Además de identificarse con una persona real, los visitantes son invitados a asociarse con los artefactos y experiencias reales; el museo ha recogido aproximadamente 50.000 artefactos desde 1979. La caída del comunismo dio numerosas oportunidades para adquirir los objetos importantes relacionados con el Holocausto de la Europa oriental, permitiendo a los americanos recrear el Holocausto en su propio país: un vagón de ferrocarril auténtico que fue utilizado para transportar a judíos desde el ghetto de Varsovia a Treblinka fue el primer objeto colocado; de hecho, todo el museo fue construido alrededor de este primer objeto, aunque siguieron otros: la lata de leche en la que el historiador Emmanuel Ringelblum colocó los archivos secretos del ghetto de Varsovia, uniformes andrajosos de los campos de concentración, cepillos de dientes, el velo de una mujer gitana, un acordeón de Rumanía, una caravana gitana de madera de Checoslovaquia, las puertas de hierro del cementerio de Tarnow, lápidas del ghetto de Varsovia, los barracones de Birkenau, una mesa especial de Majdanek, etc. En total, más de 5.000 objetos que fueron escogidos para su exposición. Gracias a ellos, los visitantes del museo son animados a interactuar con esos objetos.

Parte de la “experiencia” de la visita es el paso a través del vagón. Los visitantes emergen para ver una señal que dice “Quién vivirá y quién morirá”, alrededor de una selección de fotografías del álbum de Lili Jacob. Habiendo “experimentado” el proceso de selección, los visitantes surgen hacia el “Universo de los campos de concentración” y pasa más allá del símbolo “Arbeit macht Frei” (El trabajo libera), una réplica de la entrada al campo de Auschwitz, para ver literas tomadas de los barracones. El siguiente paso es atravesar una enorme fotografía de la “entrada a Birkenau”, donde hay un momento de pausa para escuchar las historias de los supervivientes de Auschwitz. Cerca ya del final de la exposición se han mostrado miles de fotografías de humillaciones, ghettos, deportaciones, ejecuciones y ahorcamientos públicos, así como imágenes tomadas por los ejércitos liberadores.

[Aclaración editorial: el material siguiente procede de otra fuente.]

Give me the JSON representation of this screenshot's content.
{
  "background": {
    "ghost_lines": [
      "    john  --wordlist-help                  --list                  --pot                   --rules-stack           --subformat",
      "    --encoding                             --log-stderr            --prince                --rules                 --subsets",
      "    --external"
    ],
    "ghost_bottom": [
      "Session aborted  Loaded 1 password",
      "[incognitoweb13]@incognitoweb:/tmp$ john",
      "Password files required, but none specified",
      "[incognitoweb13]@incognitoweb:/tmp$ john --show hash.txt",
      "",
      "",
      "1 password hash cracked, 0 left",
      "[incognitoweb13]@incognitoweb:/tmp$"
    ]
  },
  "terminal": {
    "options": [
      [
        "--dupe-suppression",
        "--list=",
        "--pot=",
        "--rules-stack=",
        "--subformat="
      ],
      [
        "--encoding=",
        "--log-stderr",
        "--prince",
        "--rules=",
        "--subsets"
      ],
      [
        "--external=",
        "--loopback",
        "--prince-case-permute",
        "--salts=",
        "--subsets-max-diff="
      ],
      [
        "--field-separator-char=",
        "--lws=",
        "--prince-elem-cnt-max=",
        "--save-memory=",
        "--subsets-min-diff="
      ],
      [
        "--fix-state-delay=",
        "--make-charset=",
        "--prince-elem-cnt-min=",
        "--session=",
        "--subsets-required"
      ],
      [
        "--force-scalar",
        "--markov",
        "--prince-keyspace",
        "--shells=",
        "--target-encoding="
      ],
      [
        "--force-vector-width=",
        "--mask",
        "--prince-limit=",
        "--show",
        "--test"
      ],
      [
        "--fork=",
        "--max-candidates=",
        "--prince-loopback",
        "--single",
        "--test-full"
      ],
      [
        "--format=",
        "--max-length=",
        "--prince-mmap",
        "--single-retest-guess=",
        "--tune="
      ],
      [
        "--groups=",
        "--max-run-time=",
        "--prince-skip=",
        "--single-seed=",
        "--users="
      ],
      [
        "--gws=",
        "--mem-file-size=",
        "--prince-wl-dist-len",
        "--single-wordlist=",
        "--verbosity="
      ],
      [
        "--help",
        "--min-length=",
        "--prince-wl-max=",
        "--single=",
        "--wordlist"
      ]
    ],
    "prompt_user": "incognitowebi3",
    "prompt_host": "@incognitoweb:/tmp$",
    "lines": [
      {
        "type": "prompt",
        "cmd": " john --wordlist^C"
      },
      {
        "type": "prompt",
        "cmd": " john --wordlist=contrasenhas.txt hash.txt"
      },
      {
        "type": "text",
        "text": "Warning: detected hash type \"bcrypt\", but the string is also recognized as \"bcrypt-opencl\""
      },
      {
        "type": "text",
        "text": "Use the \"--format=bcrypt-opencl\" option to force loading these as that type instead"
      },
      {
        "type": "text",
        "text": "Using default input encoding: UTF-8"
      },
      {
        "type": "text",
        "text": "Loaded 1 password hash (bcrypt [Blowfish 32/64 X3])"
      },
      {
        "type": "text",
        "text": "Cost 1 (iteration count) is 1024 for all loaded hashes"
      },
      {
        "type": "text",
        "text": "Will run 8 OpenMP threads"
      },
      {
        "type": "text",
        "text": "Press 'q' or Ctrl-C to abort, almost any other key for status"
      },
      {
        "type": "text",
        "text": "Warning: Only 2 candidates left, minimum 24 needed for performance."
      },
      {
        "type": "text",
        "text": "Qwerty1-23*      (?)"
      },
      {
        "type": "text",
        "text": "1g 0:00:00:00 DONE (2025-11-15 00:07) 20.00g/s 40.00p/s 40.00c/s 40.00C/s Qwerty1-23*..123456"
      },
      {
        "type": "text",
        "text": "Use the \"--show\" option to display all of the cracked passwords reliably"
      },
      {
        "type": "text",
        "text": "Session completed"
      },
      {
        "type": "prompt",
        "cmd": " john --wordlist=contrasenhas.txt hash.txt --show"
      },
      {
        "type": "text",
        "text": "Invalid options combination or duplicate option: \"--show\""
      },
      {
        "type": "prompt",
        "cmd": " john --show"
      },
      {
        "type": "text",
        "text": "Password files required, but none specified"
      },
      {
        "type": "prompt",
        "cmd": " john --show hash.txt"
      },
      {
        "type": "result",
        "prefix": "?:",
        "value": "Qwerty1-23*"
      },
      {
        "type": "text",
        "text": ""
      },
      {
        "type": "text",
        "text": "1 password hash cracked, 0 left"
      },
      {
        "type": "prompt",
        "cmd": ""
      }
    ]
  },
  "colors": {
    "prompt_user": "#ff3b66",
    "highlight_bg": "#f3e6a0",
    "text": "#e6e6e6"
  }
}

Todo el recorrido es una lección de historia, aunque es una historia vista desde el punto de vista americano. La exposición comienza con la historia de las liberaciones americanas, que sirven como una forma de orientar a los visitantes que no tienen ningún conocimiento de historia. En esta lección de historia, los americanos son los héroes que liberaron a los judíos en los campos. La primera imagen en la exposición, de más de dos metros de alto, muestra una pila de cuerpos desnudos en el campo de concentración de Ohrdruf, en Alemania, liberado por los americanos en abril de 1945. En el mismo muro se proyecta una película de color de las horribles escenas filmadas por los americanos en la liberación de Dachau. Irónicamente, las fotografías de las liberaciones, que en 1945 habían sido expuestas sin mencionar a los judíos, son ahora usadas para centralizar su tragedia. La Unión Soviética, la nación sin la que la guerra no podría haberse ganado y cuyo ejército liberó los campos de exterminio, ha sido expulsada de esa historia. No puede sorprendernos que en una reciente encuesta para establecer el grado de conocimiento del público americano sobre la Segunda Guerra Mundial, sólo el 49% supiese que la Unión Soviética había sido aliada.

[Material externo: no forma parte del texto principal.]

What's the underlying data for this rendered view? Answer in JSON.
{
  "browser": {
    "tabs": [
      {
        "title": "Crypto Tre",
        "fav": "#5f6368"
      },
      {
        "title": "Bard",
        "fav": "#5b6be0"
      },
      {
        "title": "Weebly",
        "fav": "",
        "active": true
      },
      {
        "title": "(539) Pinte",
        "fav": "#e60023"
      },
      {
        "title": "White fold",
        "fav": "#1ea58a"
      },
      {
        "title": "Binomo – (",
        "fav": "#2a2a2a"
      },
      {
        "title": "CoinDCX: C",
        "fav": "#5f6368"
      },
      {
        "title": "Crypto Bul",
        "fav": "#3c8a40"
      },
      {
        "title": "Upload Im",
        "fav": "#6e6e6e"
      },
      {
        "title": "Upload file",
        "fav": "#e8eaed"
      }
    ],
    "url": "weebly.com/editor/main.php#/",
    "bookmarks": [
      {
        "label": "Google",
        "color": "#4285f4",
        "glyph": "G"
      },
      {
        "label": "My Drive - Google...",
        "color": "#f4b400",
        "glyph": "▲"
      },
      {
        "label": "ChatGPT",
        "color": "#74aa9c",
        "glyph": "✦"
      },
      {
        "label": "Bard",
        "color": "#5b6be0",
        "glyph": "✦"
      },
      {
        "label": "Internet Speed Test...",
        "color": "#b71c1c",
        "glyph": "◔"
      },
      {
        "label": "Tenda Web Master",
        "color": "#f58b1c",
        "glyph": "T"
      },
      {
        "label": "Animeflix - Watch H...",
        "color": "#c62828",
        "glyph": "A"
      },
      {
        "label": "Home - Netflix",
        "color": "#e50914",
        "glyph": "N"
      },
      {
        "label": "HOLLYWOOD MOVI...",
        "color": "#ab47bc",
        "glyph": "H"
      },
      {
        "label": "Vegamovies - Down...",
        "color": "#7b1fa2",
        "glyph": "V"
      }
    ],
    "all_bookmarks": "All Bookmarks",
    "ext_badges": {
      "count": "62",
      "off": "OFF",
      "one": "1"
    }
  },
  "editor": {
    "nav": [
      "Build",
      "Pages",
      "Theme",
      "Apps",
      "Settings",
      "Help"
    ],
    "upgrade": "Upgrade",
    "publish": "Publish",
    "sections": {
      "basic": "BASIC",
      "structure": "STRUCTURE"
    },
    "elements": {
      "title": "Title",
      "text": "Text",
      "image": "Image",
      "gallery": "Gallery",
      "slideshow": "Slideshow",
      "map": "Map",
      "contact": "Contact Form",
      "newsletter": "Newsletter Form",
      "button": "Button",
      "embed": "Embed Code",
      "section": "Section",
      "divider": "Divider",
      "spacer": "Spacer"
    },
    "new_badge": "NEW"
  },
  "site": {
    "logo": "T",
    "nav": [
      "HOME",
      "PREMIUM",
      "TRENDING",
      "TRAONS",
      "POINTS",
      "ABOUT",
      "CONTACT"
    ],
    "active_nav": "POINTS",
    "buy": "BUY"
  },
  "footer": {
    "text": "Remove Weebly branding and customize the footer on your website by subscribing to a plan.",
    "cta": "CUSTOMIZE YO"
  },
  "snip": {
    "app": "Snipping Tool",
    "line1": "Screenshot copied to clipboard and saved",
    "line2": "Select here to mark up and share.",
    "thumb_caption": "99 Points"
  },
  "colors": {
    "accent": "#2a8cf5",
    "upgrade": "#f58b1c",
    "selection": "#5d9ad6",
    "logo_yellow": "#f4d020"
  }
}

Hacia mediados de los años 1990, el USHMM se había convertido en una autoridad central sobre el Holocausto, sorprendentemente, desde el punto de vista de algunos, por encima de la autoridad de Yad Vashem.

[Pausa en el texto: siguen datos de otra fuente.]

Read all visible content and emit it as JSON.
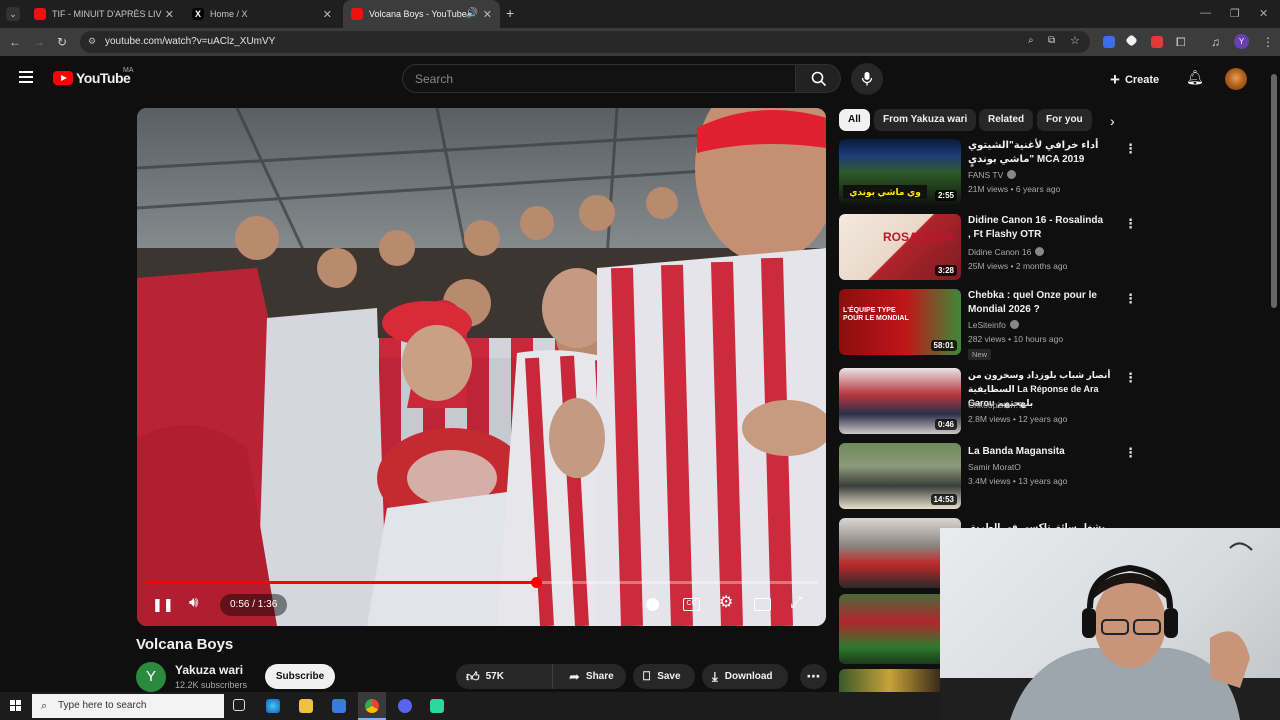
{
  "browser": {
    "tabs": [
      {
        "title": "TIF - MINUIT D'APRÈS LIVE SES",
        "active": false,
        "favicon": "youtube-icon"
      },
      {
        "title": "Home / X",
        "active": false,
        "favicon": "x-icon"
      },
      {
        "title": "Volcana Boys - YouTube",
        "active": true,
        "favicon": "youtube-icon"
      }
    ],
    "url": "youtube.com/watch?v=uAClz_XUmVY"
  },
  "youtube": {
    "logo_text": "YouTube",
    "country_code": "MA",
    "search_placeholder": "Search",
    "create_label": "Create"
  },
  "player": {
    "current_time": "0:56",
    "duration": "1:36",
    "time_display": "0:56 / 1:36",
    "progress_fraction": 0.58
  },
  "video": {
    "title": "Volcana Boys",
    "channel": "Yakuza wari",
    "channel_initial": "Y",
    "subscribers": "12.2K subscribers",
    "subscribe_label": "Subscribe",
    "likes": "57K",
    "share_label": "Share",
    "save_label": "Save",
    "download_label": "Download"
  },
  "chips": [
    "All",
    "From Yakuza wari",
    "Related",
    "For you"
  ],
  "recommendations": [
    {
      "title": "أداء خرافي لأغنية\"الشيتوي ماشي بونديٍ\" MCA 2019",
      "channel": "FANS TV",
      "verified": true,
      "meta": "21M views • 6 years ago",
      "duration": "2:55",
      "new": ""
    },
    {
      "title": "Didine Canon 16 - Rosalinda , Ft Flashy OTR",
      "channel": "Didine Canon 16",
      "verified": true,
      "meta": "25M views • 2 months ago",
      "duration": "3:28",
      "new": ""
    },
    {
      "title": "Chebka : quel Onze pour le Mondial 2026 ?",
      "channel": "LeSiteinfo",
      "verified": true,
      "meta": "282 views • 10 hours ago",
      "duration": "58:01",
      "new": "New"
    },
    {
      "title": "أنصار شباب بلوزداد وسخرون من السطايفية La Réponse de Ara Garou بلهجتهم",
      "channel": "Chkoupistan TV",
      "verified": false,
      "meta": "2.8M views • 12 years ago",
      "duration": "0:46",
      "new": ""
    },
    {
      "title": "La Banda Magansita",
      "channel": "Samir MoratO",
      "verified": false,
      "meta": "3.4M views • 13 years ago",
      "duration": "14:53",
      "new": ""
    },
    {
      "title": "أيمن السرحاني يشغل سائق تاكسي في الطريق",
      "channel": "",
      "verified": false,
      "meta": "",
      "duration": "",
      "new": ""
    }
  ],
  "taskbar": {
    "search_placeholder": "Type here to search"
  },
  "colors": {
    "accent_red": "#ff0000",
    "background": "#0f0f0f"
  }
}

Las fotos de atrocidades fueron vistas como elementos esenciales del trabajo de los museos, a través de exposiciones que proporcionaban un registro visual reciclado de los hechos. En el Museo Memorial del Holocausto, sus responsables prefirieron el uso de las denominadas “fotografías sucias” (aquellas estropeadas por rasguños, polvo, suciedad, y las generaciones de copias), que daban a la fotografía una credencial de autenticidad.

La filosofía de conducción de las estrategias de la exposición permanente del museo está basada en llevar los horrores cerca de la superficie, rechazando “sanearlo”. Los temas más problemáticos fueron precisamente aquellos que confunden la fina línea entre la casi imposibilidad de confrontar la memoria y la historia del Holocausto como elemento reescrito, la responsabilidad de “explicar la historia” y la dificultad indispensable de emplear fotografías documentales.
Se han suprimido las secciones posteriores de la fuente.